Focus of the day: Train the models and play with the hyperparameters

Tasks done

  1. Train the VGG like model

Q&A

  1. What is learning rate schedule and how important is it?

    In training deep networks, you can obtain better results by annealing the learning rate over time. While a relatively large initial learning rate is important for optimizers like SGD not to get stuck in a local minimum, a too large LR during the later stage of training will cause the optimizer to bounce around the optimal point and not be able to converge correctly.

    There are several methods we can use to anneal learning rate. One of them is just to simply stop the training and change the LR manually. It requires a fairly good intuition and can be really tricky sometimes.
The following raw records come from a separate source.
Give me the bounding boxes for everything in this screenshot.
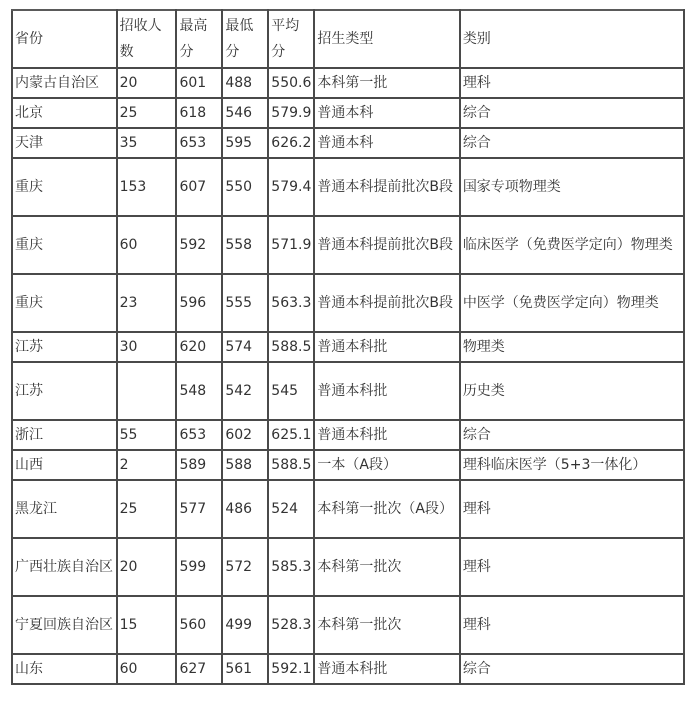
cell-category: 历史类 xyxy=(460,362,684,420)
cell-province: 北京 xyxy=(12,98,117,128)
cell-category: 国家专项物理类 xyxy=(460,158,684,216)
cell-admission-type: 本科第一批次（A段） xyxy=(314,480,459,538)
cell-admission-type: 普通本科提前批次B段 xyxy=(314,158,459,216)
cell-max-score: 653 xyxy=(176,128,222,158)
cell-admission-type: 普通本科批 xyxy=(314,420,459,450)
table-row xyxy=(12,596,684,654)
cell-category: 临床医学（免费医学定向）物理类 xyxy=(460,216,684,274)
cell-min-score: 488 xyxy=(222,68,268,98)
header-min-score: 最低分 xyxy=(222,10,268,68)
cell-min-score: 499 xyxy=(222,596,268,654)
cell-max-score: 620 xyxy=(176,332,222,362)
cell-enrolled: 20 xyxy=(117,68,177,98)
table-row xyxy=(12,480,684,538)
cell-max-score: 601 xyxy=(176,68,222,98)
table-body xyxy=(12,68,684,684)
cell-min-score: 602 xyxy=(222,420,268,450)
cell-avg-score: 524 xyxy=(268,480,314,538)
cell-admission-type: 本科第一批 xyxy=(314,68,459,98)
cell-min-score: 546 xyxy=(222,98,268,128)
cell-avg-score: 545 xyxy=(268,362,314,420)
cell-max-score: 596 xyxy=(176,274,222,332)
cell-admission-type: 普通本科批 xyxy=(314,362,459,420)
cell-category: 综合 xyxy=(460,654,684,684)
table-row xyxy=(12,362,684,420)
cell-enrolled: 25 xyxy=(117,98,177,128)
cell-admission-type: 普通本科 xyxy=(314,128,459,158)
table-row xyxy=(12,654,684,684)
cell-min-score: 595 xyxy=(222,128,268,158)
cell-min-score: 555 xyxy=(222,274,268,332)
admission-scores-table xyxy=(11,9,685,685)
cell-min-score: 572 xyxy=(222,538,268,596)
cell-min-score: 486 xyxy=(222,480,268,538)
cell-enrolled: 153 xyxy=(117,158,177,216)
header-enrolled: 招收人数 xyxy=(117,10,177,68)
cell-max-score: 560 xyxy=(176,596,222,654)
table-row xyxy=(12,274,684,332)
cell-province: 江苏 xyxy=(12,362,117,420)
table-row xyxy=(12,128,684,158)
cell-avg-score: 571.9 xyxy=(268,216,314,274)
cell-province: 广西壮族自治区 xyxy=(12,538,117,596)
table-row xyxy=(12,158,684,216)
cell-avg-score: 579.9 xyxy=(268,98,314,128)
cell-enrolled: 20 xyxy=(117,538,177,596)
cell-admission-type: 本科第一批次 xyxy=(314,596,459,654)
cell-province: 重庆 xyxy=(12,216,117,274)
cell-max-score: 599 xyxy=(176,538,222,596)
cell-min-score: 574 xyxy=(222,332,268,362)
cell-province: 宁夏回族自治区 xyxy=(12,596,117,654)
table-row xyxy=(12,68,684,98)
cell-max-score: 589 xyxy=(176,450,222,480)
table-row xyxy=(12,538,684,596)
cell-province: 黑龙江 xyxy=(12,480,117,538)
cell-avg-score: 550.6 xyxy=(268,68,314,98)
cell-max-score: 592 xyxy=(176,216,222,274)
cell-category: 理科 xyxy=(460,538,684,596)
table-row xyxy=(12,420,684,450)
table-header-row xyxy=(12,10,684,68)
cell-admission-type: 本科第一批次 xyxy=(314,538,459,596)
cell-province: 重庆 xyxy=(12,274,117,332)
cell-min-score: 558 xyxy=(222,216,268,274)
cell-enrolled: 55 xyxy=(117,420,177,450)
cell-avg-score: 563.3 xyxy=(268,274,314,332)
cell-avg-score: 588.5 xyxy=(268,450,314,480)
cell-province: 天津 xyxy=(12,128,117,158)
cell-min-score: 561 xyxy=(222,654,268,684)
cell-province: 浙江 xyxy=(12,420,117,450)
header-admission-type: 招生类型 xyxy=(314,10,459,68)
cell-avg-score: 625.1 xyxy=(268,420,314,450)
table-row xyxy=(12,332,684,362)
cell-max-score: 607 xyxy=(176,158,222,216)
cell-province: 山东 xyxy=(12,654,117,684)
cell-category: 理科 xyxy=(460,68,684,98)
cell-province: 山西 xyxy=(12,450,117,480)
cell-enrolled: 25 xyxy=(117,480,177,538)
cell-category: 综合 xyxy=(460,128,684,158)
cell-avg-score: 585.3 xyxy=(268,538,314,596)
cell-max-score: 618 xyxy=(176,98,222,128)
header-province: 省份 xyxy=(12,10,117,68)
cell-enrolled xyxy=(117,362,177,420)
cell-enrolled: 23 xyxy=(117,274,177,332)
cell-category: 中医学（免费医学定向）物理类 xyxy=(460,274,684,332)
cell-avg-score: 528.3 xyxy=(268,596,314,654)
cell-enrolled: 30 xyxy=(117,332,177,362)
cell-category: 物理类 xyxy=(460,332,684,362)
cell-max-score: 653 xyxy=(176,420,222,450)
cell-category: 综合 xyxy=(460,98,684,128)
cell-enrolled: 15 xyxy=(117,596,177,654)
cell-admission-type: 普通本科 xyxy=(314,98,459,128)
table-row xyxy=(12,450,684,480)
cell-admission-type: 普通本科批 xyxy=(314,332,459,362)
header-category: 类别 xyxy=(460,10,684,68)
table-row xyxy=(12,216,684,274)
cell-enrolled: 2 xyxy=(117,450,177,480)
cell-enrolled: 60 xyxy=(117,654,177,684)
table-row xyxy=(12,98,684,128)
cell-min-score: 542 xyxy=(222,362,268,420)
cell-avg-score: 626.2 xyxy=(268,128,314,158)
cell-province: 重庆 xyxy=(12,158,117,216)
cell-avg-score: 579.4 xyxy=(268,158,314,216)
cell-min-score: 550 xyxy=(222,158,268,216)
cell-max-score: 548 xyxy=(176,362,222,420)
cell-max-score: 577 xyxy=(176,480,222,538)
cell-avg-score: 588.5 xyxy=(268,332,314,362)
cell-enrolled: 60 xyxy=(117,216,177,274)
cell-category: 理科 xyxy=(460,480,684,538)
cell-max-score: 627 xyxy=(176,654,222,684)
header-max-score: 最高分 xyxy=(176,10,222,68)
cell-min-score: 588 xyxy=(222,450,268,480)
cell-admission-type: 普通本科提前批次B段 xyxy=(314,274,459,332)
cell-admission-type: 一本（A段） xyxy=(314,450,459,480)
cell-category: 理科临床医学（5+3一体化） xyxy=(460,450,684,480)
cell-category: 理科 xyxy=(460,596,684,654)
cell-admission-type: 普通本科提前批次B段 xyxy=(314,216,459,274)
cell-province: 内蒙古自治区 xyxy=(12,68,117,98)
cell-enrolled: 35 xyxy=(117,128,177,158)
cell-admission-type: 普通本科批 xyxy=(314,654,459,684)
header-avg-score: 平均分 xyxy=(268,10,314,68)
cell-category: 综合 xyxy=(460,420,684,450)
cell-province: 江苏 xyxy=(12,332,117,362)
cell-avg-score: 592.1 xyxy=(268,654,314,684)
    Learning rate schedule is another method, it sets up an algorithm to decay the learning rate during the training. There are three common types:

    • Step decay: Step decay reduces the learning rate by some factor every few steps (oftentimes it’s epochs).
    • Exponential decay: Decay the learning rate exponentially according to the number of steps. A implementation from tf.train.exponential_decay:

      decayed_learning_rate = learning_rate * decay_rate ^ (global_step / decay_steps)

    • 1/t decay: Just as what it says, the number of steps is down there in the denominator. A implementation from tf.train.inverse_time_decay:

      decayed_learning_rate = learning_rate/(1 + decay_rate * t)

    Another way to adjust the learning rate during training is to use a per-parameter adaptive learning rate methods. Refer to the Notes of the day for more.

  2. In what way does the metrics of sparsity aid learning process?

    Sparsity is a property that describes how sparse a model is. By sparsity, we usually mean the sparsity of connections. An algorithm yields a sparse result when only a small number of parameters that describe the model are non-zero.

    In an analogy to the human brain, although we have an incredibly large number of neurons, each neuron only connects to a small number of peers. When a single neuron is triggered/activated, it has a higher probability to activate its connected peers too. Each unit in a deep learning model should also connect to relatively few peers.

    In most models, we induce the sparsity of connections by having higher sparsity of weights. What this means is that instead of connecting a neuron to fewer peers, we connect the neuron to most of its peers (sometimes make it fully connected), and have most of the weights to be zero. This resembles a similar effect as having a high sparsity in connections as zero weights essentially mean no connections between the neurons. (Unlike sparsity in connections though, we still have to pay the price of computational resources to multiply the inputs and zeros)

    We can use sparsity as a way to regularize learning. Intuitively, a model that has a low sparsity, meaning that it has used a larger number of parameters to approximate the target, will have a higher risk of overfitting. By regularizing the training with sparsity, we can theoretically reduce the risk of overfitting as well. L1 regularizer is the most commonly used sparsity regularizer.

    As my research goes, I found there are also people suggesting sparsity “has not been paid off” as empirical evidence do not provide solid support to the theory. Ian Goodfellow’s answer on Quora. So take it with a grain of salt.

  3. What’s Adam?

    Refer to Notes of the day down at bottom of the post.

Notes of the day

I’ll copy and paste the questions that I asked you to refer to this part from above.

  1. What’s moving averages? How is it used in DL?
  2. What’s momentum used in training?
  3. What’s Adam?

It turns out these questions are all connected. And the answers to them all reside in a topic called “Per-parameter adaptive learning rate methods”.

Forgive me as I’ll keep you hanging on these questions. As of right now I’m working on experimenting the differences between the methods, and I will write a dedicated post on these questions and the topic of per-parameter learning methods.

Written on December 30, 2017